L’adozione del SQNPI ha già prodotto risultati significativi. Il monitoraggio costante dell’uso dei prodotti fitosanitari ha portato a una netta riduzione degli erbicidi e a un impiego più attento dei pesticidi. L’abbandono del diserbo chimico nei vigneti della denominazione testimonia un cambio di paradigma nella gestione agronomica, con benefici evidenti per la biodiversità e la salute del suolo.
La certificazione SQNPI si basa su un processo strutturato, supportato da protocolli tecnici aggiornati e da verifiche puntuali.
Il principio cardine del SQNPI nella difesa della vite è chiaro:
le sostanze chimiche devono essere utilizzate solo quando non esistono alternative agronomiche naturali, e comunque evitando prodotti classificati come pericolosi.

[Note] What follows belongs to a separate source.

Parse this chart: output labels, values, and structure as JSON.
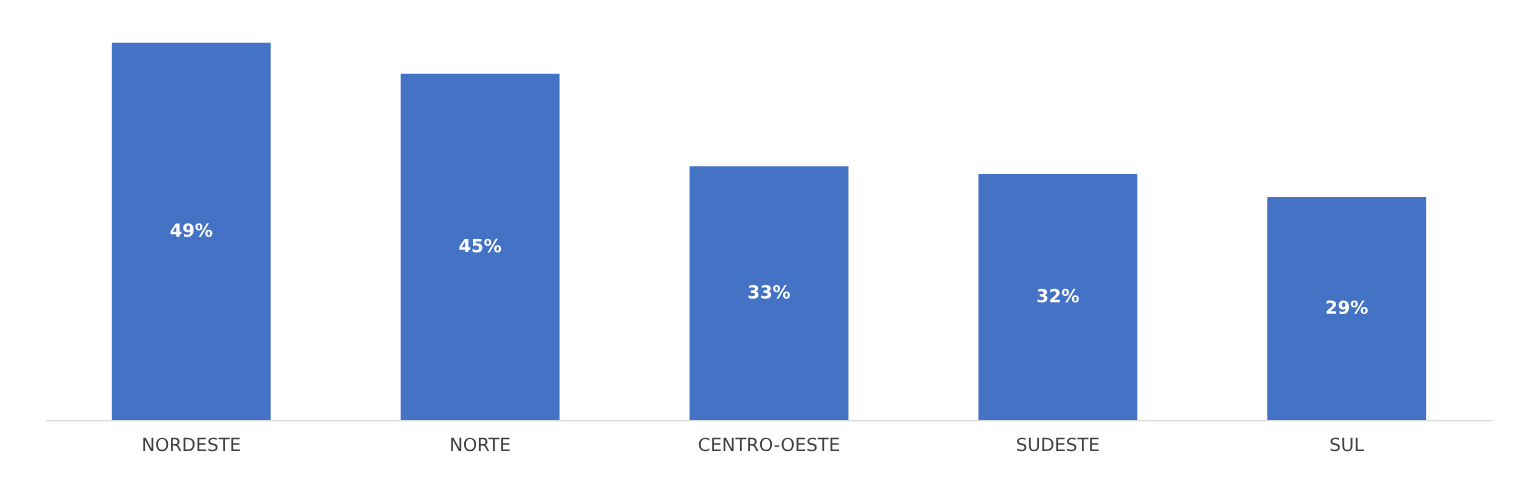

Le aziende seguono ogni anno le Linee Tecniche di Difesa Integrata elaborate sulla base del Disciplinare regionale del Veneto (“Linee Tecniche di Difesa Integrata 2022”), un documento che definisce limiti, soglie di intervento e modalità operative per mantenere la coltivazione efficiente e sostenibile.
La certificazione SQNPI rappresenta più di un semplice adempimento tecnico: è un patto di responsabilità condivisa tra viticoltori, territorio e comunità.
Attraverso pratiche agricole più consapevoli, un monitoraggio rigoroso e un supporto tecnico continuo, il Consorzio per la Tutela dei Vini Valpolicella consolida il proprio ruolo di garante della qualità e della sostenibilità del paesaggio vitivinicolo.
La scelta di puntare su un modello produttivo integrato non solo preserva la bellezza e la salute della Valpolicella, ma contribuisce a rafforzarne il valore competitivo a livello internazionale, attraverso vini che raccontano un territorio rispettato, curato e tramandato alle generazioni future.